Source : Libération.fr
Publiée dans le revue «Plos One», une nouvelle étude examine les conséquences du dérèglement climatique sur l’épidémie du VIH, en particulier en Afrique australe. Son auteure, l’épidémiologiste américaine Andrea Low, a répondu aux questions de «Libération».
Les conséquences sanitaires du changement climatique sont aujourd’hui de mieux en mieux documentées. Multiplication des crises alimentaires, recrudescence de certaines épidémies et des maladies cardio-vasculaires, stress thermiques engendrés par les vagues de chaleur : le dérèglement du climat est même considéré par les scientifiques comme «la plus grande menace mondiale pour la santé publique au XXIe siècle».
Dans les régions particulièrement touchées par l’instabilité climatique – en Afrique par exemple – et où sévissent les grandes pandémies, comme le paludisme ou le VIH, ces risques sont pris très au sérieux. En effet, étude après étude, des scientifiques ont constaté une augmentation du nombre de contaminations au VIH lors d’événements extrêmes liés à l’instabilité climatique. De nouveaux travaux publiés dans la revue Plos One mi-janvier vont dans ce sens.
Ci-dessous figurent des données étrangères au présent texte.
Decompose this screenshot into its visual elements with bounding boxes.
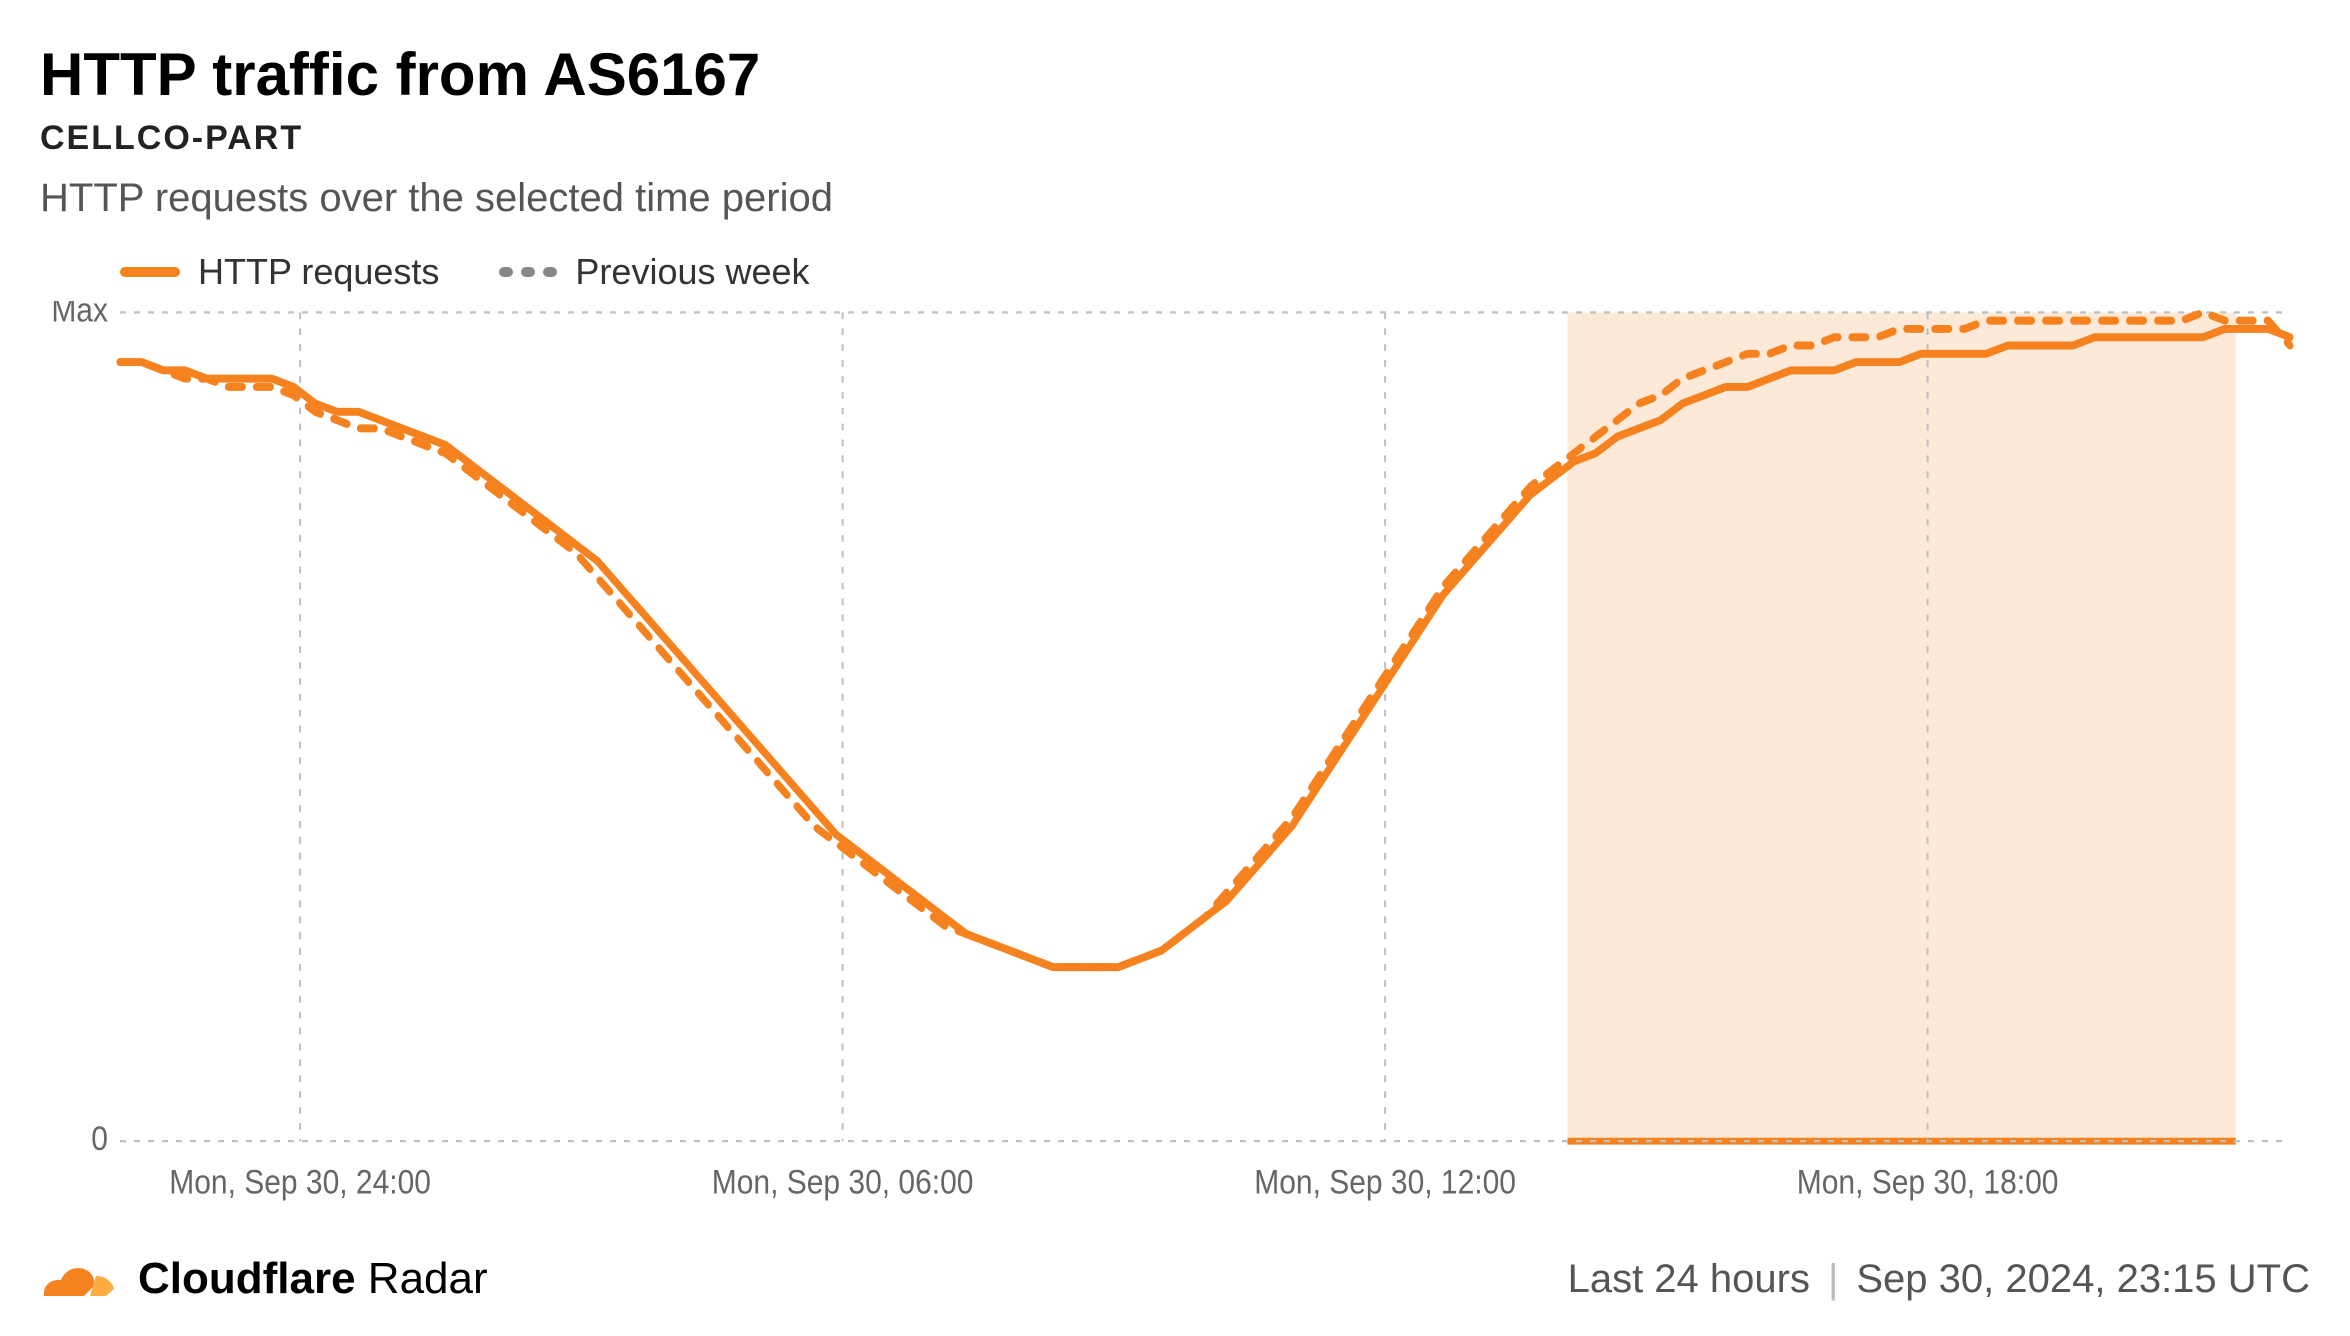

Leur auteure, l’épidémiologiste américaine Andrea Low, y met en évidence la plus forte prévalence du virus pour les jeunes femmes lors des vagues de sécheresse en Afrique australe et appelle à prendre en compte ces résultats dans les politiques d’adaptation au changement climatique pour contenir l’épidémie, notamment au sein des populations les plus vulnérables des communautés rurales.
Quels sont, selon vos travaux, les effets du changement du climat sur l’épidémie du VIH ?
De nombreux travaux montrent que le dérèglement du climat peut conduire à des changements de comportements augmentant les risques d’infection au VIH. Marshall Burke [professeur adjoint au département de la science du système Terre à Stanford, ndlr] attribue par exemple 11 % des contaminations au VIH en Afrique subsaharienne à des épisodes pluviométriques intenses ou des sécheresses sévères dans les régions rurales où sévit l’épidémie. Ces nouvelles infections peuvent être la conséquence de l’augmentation du recours au sexe tarifé dans les populations déplacées mais aussi au fait de renoncer à une couverture santé pour se nourrir. Je suis tombée sur cette étude au moment même où je voyageais pour un projet d’enquête sur l’épidémie («Population-based HIV impact assessment», en anglais) sur les populations d’Afrique australe. C’était en 2015 et 2016 : la sécheresse qui frappait cette région était terrible. Je me suis donc demandé si on pouvait en évaluer les conséquences sur les comportements, la prévalence du VIH dans la population et la mise sous traitement, alors même que dans ces régions de nombreuses personnes vivant avec le virus prennent des antirétroviraux et que le nombre de nouvelles contaminations est à la baisse.
Quelle a été votre méthode d’enquête ?
Pour cette étude, j’ai croisé les données géospatiales de deux années de sécheresse (2014-2016) au Lesotho avec les résultats de l’enquête nationale sur l’épidémie du VIH réalisée entre 2016 et 2017, qui prend notamment en compte les infections récentes et l’indétectabilité de la charge virale. Je voulais notamment voir si l’appauvrissement engendré par les faibles précipitations pouvait être associé à une prise de risque plus élevée et une plus grande vulnérabilité, en particulier chez les jeunes femmes des communautés rurales.
Avions-nous sous-estimé jusque-là les conséquences de la crise climatique sur les grandes pandémies comme celle du VIH ?
Mes résultats ne permettent pas d’affirmer que la sécheresse est la cause directe des faits observés. Cela dit, beaucoup d’études soutiennent que le changement climatique va entraîner des flux migratoires importants. Ces mouvements de population pourraient avoir des conséquences sérieuses sur la dynamique de l’épidémie, si des pans entiers de populations n’ont soudainement plus accès aux soins et aux traitements de la maladie et si les contaminations augmentent – ce que d’autres études ont montré. Ce sera déterminant pour la maîtrise de l’épidémie en Afrique australe où la prévalence du VIH est assez élevée.
Quelle réponse peut être apportée ?
Dans l’idéal, les gouvernements et organisations internationales pourraient s’assurer que ces populations ont bien accès au système de santé, mais aussi aux outils de prévention comme la Prep [un traitement préventif du VIH]. et aux médicaments comme les antirétroviraux. Dans un monde parfait, cela pourrait se traduire par une sorte de système régional d’accès universel aux soins financé par différents pays concernés. On doit aussi pouvoir innover pour mieux atteindre les migrants en matière de prévention et dépistage.